Could amniotic infusions improve lung development?

by Nancy Fliesler on July 13, 2010

An obstructed urinary tract, viewed on fetal ultrasound

Babies whose urinary tracts are obstructed before birth are at risk for a life-threatening complication: being born with poorly developed lungs. But surgeon Grace Nicksa, MD believes lung development could be preserved if the mother’s womb were infused with enough fluid at the right time in her pregnancy.

As a fetus grows, it’s bathed in a protective, liquid blanket of amniotic fluid. In the third trimester of pregnancy, most of this fluid comes from the baby’s own urine, which it both swallows and expels, urinating about a liter a day. The baby also breathes this fluid into its developing lungs, an exercise that works like prenatal pulmonary calisthenics to prepare the lungs for their impending task in the outside world.

In 1 of every 5,000-8,000 live male births, the urinary tract is obstructed by a congenital malformation that leaves the baby unable to urinate, known as posterior urethral valves. “If the fetus can’t pee, you lose the amniotic fluid volume that is normally present — and its benefits,” says Nicksa, in Children’s Department of Surgery.

Surgeons can easily correct this problem after birth, but in the meantime, the low amniotic fluid volume (known as oligohydramnios, visible on a routine prenatal ultrasound at as early as 12-16 weeks) prevents the baby’s lungs from developing properly. The precise reason isn’t clear. One theory is that the lungs are missing exposure to growth factors in the fluid; other theories involve altered fluid dynamics or compression of the lung.

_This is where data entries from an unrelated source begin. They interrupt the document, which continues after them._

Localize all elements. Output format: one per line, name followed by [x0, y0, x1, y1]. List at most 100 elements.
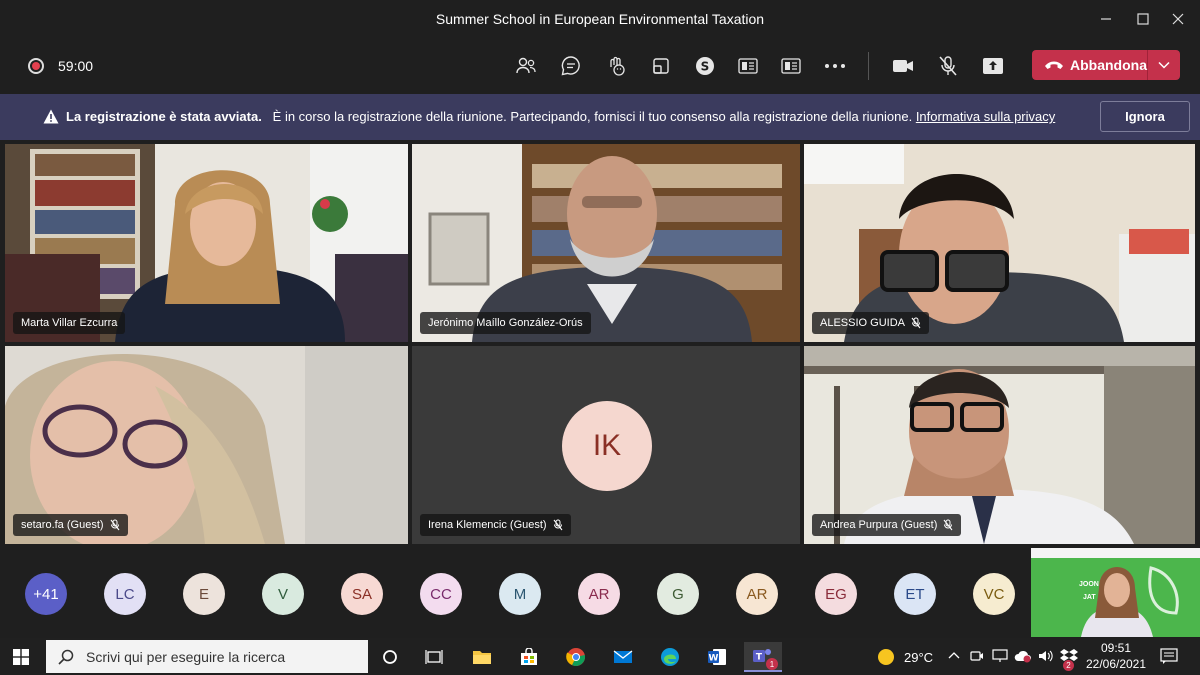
- chevron-down-icon: [1158, 61, 1170, 69]
- breakout-rooms-icon: [653, 58, 669, 74]
- word-button[interactable]: W: [698, 642, 736, 672]
- toolbar-divider: [868, 52, 869, 80]
- participant-avatar[interactable]: ET: [894, 573, 936, 615]
- windows-logo-icon: [13, 649, 29, 665]
- video-tile[interactable]: IK Irena Klemencic (Guest): [412, 346, 800, 544]
- cortana-icon: [383, 650, 397, 664]
- word-icon: W: [708, 649, 726, 665]
- rooms-button[interactable]: [646, 52, 676, 80]
- privacy-link[interactable]: Informativa sulla privacy: [916, 109, 1055, 124]
- teams-button[interactable]: T 1: [744, 642, 782, 672]
- close-window-button[interactable]: [1156, 0, 1200, 38]
- weather-sun-icon[interactable]: [877, 648, 895, 666]
- svg-text:S: S: [701, 60, 710, 74]
- folder-icon: [473, 651, 491, 664]
- leave-options-dropdown[interactable]: [1148, 50, 1180, 80]
- mic-muted-icon: [110, 519, 119, 531]
- cortana-button[interactable]: [371, 642, 409, 672]
- video-tile[interactable]: Jerónimo Maíllo González-Orús: [412, 144, 800, 342]
- meeting-timer: 59:00: [58, 58, 94, 74]
- participant-avatar[interactable]: V: [262, 573, 304, 615]
- participant-name-label: Marta Villar Ezcurra: [13, 312, 126, 334]
- camera-icon: [893, 60, 913, 72]
- meeting-toolbar: 59:00 S Abbandona: [0, 38, 1200, 94]
- video-tile[interactable]: ALESSIO GUIDA: [804, 144, 1195, 342]
- title-bar: Summer School in European Environmental …: [0, 0, 1200, 38]
- weather-temperature[interactable]: 29°C: [904, 650, 933, 665]
- participant-avatar[interactable]: AR: [736, 573, 778, 615]
- notification-center-icon[interactable]: [1160, 648, 1178, 664]
- chrome-button[interactable]: [557, 642, 595, 672]
- participant-name-label: Irena Klemencic (Guest): [420, 514, 571, 536]
- banner-text: È in corso la registrazione della riunio…: [272, 109, 913, 124]
- meet-now-icon[interactable]: [970, 649, 984, 663]
- more-actions-button[interactable]: [820, 52, 850, 80]
- participant-avatar[interactable]: LC: [104, 573, 146, 615]
- chrome-icon: [566, 648, 586, 666]
- video-tile[interactable]: Andrea Purpura (Guest): [804, 346, 1195, 544]
- dropbox-notification-badge: 2: [1063, 660, 1074, 671]
- leave-label: Abbandona: [1070, 57, 1147, 73]
- window-title: Summer School in European Environmental …: [435, 11, 765, 27]
- app-button-1[interactable]: [733, 52, 763, 80]
- start-button[interactable]: [2, 642, 40, 672]
- participant-avatar[interactable]: G: [657, 573, 699, 615]
- app-button-2[interactable]: [776, 52, 806, 80]
- microphone-button[interactable]: [933, 52, 963, 80]
- leave-main-button[interactable]: Abbandona: [1032, 50, 1148, 80]
- camera-button[interactable]: [888, 52, 918, 80]
- onedrive-icon[interactable]: [1014, 649, 1032, 663]
- participant-avatar-row: +41 LC E V SA CC M AR G AR EG ET VC: [0, 548, 1030, 638]
- participant-avatar[interactable]: AR: [578, 573, 620, 615]
- self-view-video[interactable]: JOON JAT: [1031, 548, 1200, 637]
- edge-button[interactable]: [651, 642, 689, 672]
- chat-button[interactable]: [556, 52, 586, 80]
- participant-avatar[interactable]: VC: [973, 573, 1015, 615]
- participant-avatar[interactable]: E: [183, 573, 225, 615]
- mail-button[interactable]: [604, 642, 642, 672]
- minimize-icon: [1101, 18, 1111, 20]
- video-tile[interactable]: Marta Villar Ezcurra: [5, 144, 408, 342]
- self-view-text: JAT: [1083, 594, 1096, 601]
- banner-bold-text: La registrazione è stata avviata.: [66, 109, 262, 124]
- volume-icon[interactable]: [1038, 649, 1054, 663]
- reactions-button[interactable]: [601, 52, 631, 80]
- edge-icon: [661, 648, 679, 666]
- teams-notification-badge: 1: [766, 658, 778, 670]
- participant-avatar: IK: [562, 401, 652, 491]
- share-screen-button[interactable]: [978, 52, 1008, 80]
- participant-name-label: setaro.fa (Guest): [13, 514, 128, 536]
- mail-icon: [613, 650, 633, 663]
- skype-app-button[interactable]: S: [690, 52, 720, 80]
- participants-button[interactable]: [511, 52, 541, 80]
- more-icon: [825, 64, 845, 68]
- store-icon: [521, 648, 537, 665]
- clock-time[interactable]: 09:51: [1088, 641, 1144, 655]
- participant-avatar[interactable]: CC: [420, 573, 462, 615]
- store-button[interactable]: [510, 642, 548, 672]
- more-participants-button[interactable]: +41: [25, 573, 67, 615]
- chevron-up-icon[interactable]: [948, 651, 960, 659]
- recording-indicator-icon: [28, 58, 44, 74]
- participant-name-label: Jerónimo Maíllo González-Orús: [420, 312, 591, 334]
- task-view-button[interactable]: [415, 642, 453, 672]
- mic-muted-icon: [911, 317, 921, 329]
- chat-icon: [561, 56, 580, 76]
- taskbar-search-input[interactable]: Scrivi qui per eseguire la ricerca: [46, 640, 368, 673]
- leave-button[interactable]: Abbandona: [1032, 50, 1180, 80]
- microphone-muted-icon: [939, 56, 957, 76]
- file-explorer-button[interactable]: [463, 642, 501, 672]
- maximize-icon: [1137, 13, 1149, 25]
- recording-banner: La registrazione è stata avviata. È in c…: [0, 94, 1200, 140]
- app-grid-icon: [781, 58, 801, 74]
- participant-avatar[interactable]: SA: [341, 573, 383, 615]
- network-icon[interactable]: [992, 649, 1008, 663]
- video-tile[interactable]: setaro.fa (Guest): [5, 346, 408, 544]
- participant-avatar[interactable]: M: [499, 573, 541, 615]
- people-icon: [516, 57, 536, 74]
- participant-avatar[interactable]: EG: [815, 573, 857, 615]
- teams-meeting-window: Summer School in European Environmental …: [0, 0, 1200, 675]
- clock-date[interactable]: 22/06/2021: [1084, 657, 1148, 671]
- ignore-button[interactable]: Ignora: [1100, 101, 1190, 132]
- app-grid-icon: [738, 58, 758, 74]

Nicksa, who subscribes to these more mechanical theories, wondered what would happen if the lost fluid were replaced. With her mentor, Terry Buchmiller, MD, co-director of Children’s Advanced Fetal Care Center, Nicksa tested this idea in a large animal model of prenatal urinary obstruction, infusing a solution known as lactated ringer’s into the mother’s womb three times weekly for 4-5 weeks. As Nicksa recently reported at the annual meeting of the American Pediatric Surgical Association (May 19, 2010), animals born to mothers so treated had a higher lung-volume to body-weight ratio than the controls.

Nicksa would now like to develop and test an improved infusion delivery system, since the uterine port used in her experiments is likely to be too bulky for human mothers, and could set off premature labor. “Further work needs to be done to validate our findings in a primate model, determining the ability for mothers to get pregnant afterwards and deliver without any sequelae,” says Nicksa.